上記以外の国籍の方も、ドイツ・フランス・韓国・その他の国が北京に大使館を、主要都市に領事館を置いています。第三者サイトの情報は古くなっていることがあるため、渡航前に必ず自国の政府公式サイトで最新の連絡先を確認してください。
渡航前チェックリスト:保存・印刷用
以下を出発前に確認し、スマートフォンのロック解除なしでも確認できる場所(財布のカードや手帳など)にもコピーを保管しておきましょう。
- 📞 110番:警察(無料・全国共通)
- 📞 120番:救急車(通報は無料。搬送には費用がかかります)
- 📞 119番:消防(無料・全国共通)
- 📞 122番:交通事故通報
- 📞 12345番:非緊急・苦情・旅行者トラブル(北京・上海では日本語対応)
- 📱 12110番:SMSによる警察通報(市外局番下3桁を追加)
- ☐ 在中国日本国大使館・最寄り総領事館の緊急連絡先を電話帳に保存済み
- ☐ ホテルの住所を中国語でスクリーンショット済み
- ☐ 海外旅行保険の緊急アシスタンス番号と証券番号を控えた
- ☐ 通話・翻訳アプリに使える中国SIMカードまたはeSIMを用意済み
通話前に知っておくべき実際的なポイント
通話できる環境を整えておくことは、多くの方が思っている以上に重要です。電話をかけるためだけでなく、翻訳アプリを使うためにも、通話・データ通信が使える中国SIMカードまたはeSIMが不可欠です。

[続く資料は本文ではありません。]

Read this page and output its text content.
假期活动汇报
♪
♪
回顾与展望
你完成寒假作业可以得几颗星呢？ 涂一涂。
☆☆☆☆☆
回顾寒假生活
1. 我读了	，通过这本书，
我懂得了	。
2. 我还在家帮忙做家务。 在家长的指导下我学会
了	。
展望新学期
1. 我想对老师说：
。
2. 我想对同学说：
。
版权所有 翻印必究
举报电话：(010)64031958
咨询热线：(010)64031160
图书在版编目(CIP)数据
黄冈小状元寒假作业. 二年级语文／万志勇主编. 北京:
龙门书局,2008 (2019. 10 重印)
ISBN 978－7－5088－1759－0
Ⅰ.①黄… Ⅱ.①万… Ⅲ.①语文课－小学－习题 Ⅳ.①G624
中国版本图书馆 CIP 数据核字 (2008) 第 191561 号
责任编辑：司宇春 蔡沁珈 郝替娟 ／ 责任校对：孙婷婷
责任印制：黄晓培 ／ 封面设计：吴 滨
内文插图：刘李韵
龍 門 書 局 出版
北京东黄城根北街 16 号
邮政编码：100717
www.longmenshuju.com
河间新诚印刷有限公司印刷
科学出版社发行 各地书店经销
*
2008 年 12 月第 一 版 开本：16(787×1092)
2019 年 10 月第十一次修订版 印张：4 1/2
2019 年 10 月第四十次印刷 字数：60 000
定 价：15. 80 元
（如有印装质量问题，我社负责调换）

また、中国滞在中の安全・健康に関する全般的な情報も事前に確認しておくことをお勧めします。パスポートを紛失した場合の対応手順についても、渡航前に把握しておくと安心です。
まとめ
中国の緊急システムは、サービス別に分かれていることを理解すればシンプルです。警察は110番、救急は120番、消防は119番——すべて無料、すべて直接ダイヤル。実際の課題は言語の壁ですが、現地の住所を中国語で保存し、スマートフォンのバッテリーとデータ通信を確保し、必要なら中国語話者に電話を代わってもらうことで対応できます。
真の緊急事態ではないトラブル(詐欺・口論・クレームなど)には12345番が適切で、北京・上海では日本語で対応してもらえます。そして、在中国日本国大使館の緊急連絡先と海外旅行保険のアシスタンス番号を必ず渡航前に保存しておきましょう。5分間の事前準備が、いざというときに大きな差をもたらします。
公式情報としては、上海市政府の緊急ガイダンスと中国中央政府の緊急番号ガイドも渡航前の参考にしてください。